Swing Study: Four things that make Jack Nicklaus’ swing great
Between his massive hip turn, the lift of his left foot off the ground in his backswing and his consistent tempo, Jack Nicklaus’ classic swing is unmistakable.
There are several components that allowed for Nicklaus to assemble the 18-major, 73-win resume that he compiled; to break them down, we have GOLF Top 100 Teacher Mike Malaska to provide insight. Check out the video above or read below for more.
Nicklaus set up to the ball with a nice, balanced position at address. After addressing the ball, Nicklaus would pick a spot directly in front of his ball and another 20 feet ahead of that mark, which lined up with his target line. He also chose a spot 2-3 feet behind the ball, which he’d take his club over on his backswing.
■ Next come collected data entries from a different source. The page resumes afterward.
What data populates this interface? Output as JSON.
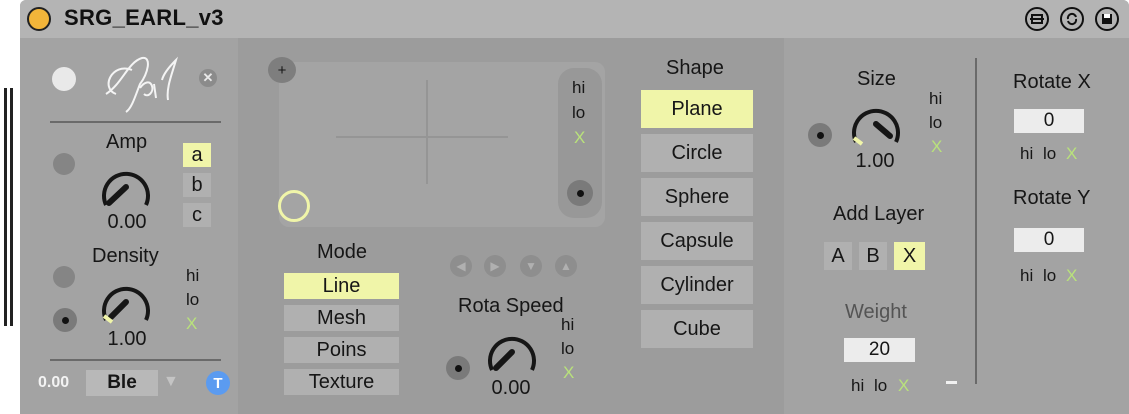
{
  "window": {
    "title": "SRG_EARL_v3"
  },
  "left": {
    "logo_text": "Earl",
    "amp": {
      "label": "Amp",
      "value": "0.00",
      "position": 0.0
    },
    "buttons_abc": [
      {
        "label": "a",
        "selected": true
      },
      {
        "label": "b",
        "selected": false
      },
      {
        "label": "c",
        "selected": false
      }
    ],
    "density": {
      "label": "Density",
      "value": "1.00",
      "position": 1.0
    },
    "density_range": {
      "hi": "hi",
      "lo": "lo",
      "x": "X"
    },
    "bottom": {
      "value": "0.00",
      "select": "Ble",
      "t_badge": "T"
    }
  },
  "mid": {
    "pad_plus": "+",
    "pad_range": {
      "hi": "hi",
      "lo": "lo",
      "x": "X"
    },
    "mode": {
      "label": "Mode",
      "options": [
        "Line",
        "Mesh",
        "Poins",
        "Texture"
      ],
      "selected": 0
    },
    "rota_speed": {
      "label": "Rota Speed",
      "value": "0.00",
      "position": 0.0
    },
    "rota_range": {
      "hi": "hi",
      "lo": "lo",
      "x": "X"
    },
    "shape": {
      "label": "Shape",
      "options": [
        "Plane",
        "Circle",
        "Sphere",
        "Capsule",
        "Cylinder",
        "Cube"
      ],
      "selected": 0
    }
  },
  "right": {
    "size": {
      "label": "Size",
      "value": "1.00",
      "position": 1.0
    },
    "size_range": {
      "hi": "hi",
      "lo": "lo",
      "x": "X"
    },
    "add_layer": {
      "label": "Add Layer",
      "options": [
        "A",
        "B",
        "X"
      ],
      "selected": 2
    },
    "weight": {
      "label": "Weight",
      "value": "20"
    },
    "weight_range": {
      "hi": "hi",
      "lo": "lo",
      "x": "X"
    },
    "dash": "-",
    "rotate_x": {
      "label": "Rotate X",
      "value": "0"
    },
    "rotate_x_range": {
      "hi": "hi",
      "lo": "lo",
      "x": "X"
    },
    "rotate_y": {
      "label": "Rotate Y",
      "value": "0"
    },
    "rotate_y_range": {
      "hi": "hi",
      "lo": "lo",
      "x": "X"
    }
  },
  "colors": {
    "accent_yellow": "#f0f5a9",
    "accent_green": "#b9e27b",
    "title_dot": "#f2b53a"
  }
}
A key to Nicklaus’ swing was feeling as though he could swing his arms feely. In order to get this feeling, he had to dramatically turn his hips in the backswing to make room for his arms to swing unimpeded after his transition. At the top of his backswing, his hips were turned nearly as much as his shoulders as he cleared his right hip out of the way.
A trademark of Nicklaus’ swing was the way he lifted his left heel off the ground as he made his way to the top of the backswing. In order to initiate his downswing, he would slam the heel into the ground.
Maybe the most important to Nicklaus’ success and longevity was the consistent tempo that he maintained throughout his career. From his amateur playing days all the way to the present day, Nicklaus has never wavered in the consistent, machine-like tempo that helped make him an all-time great.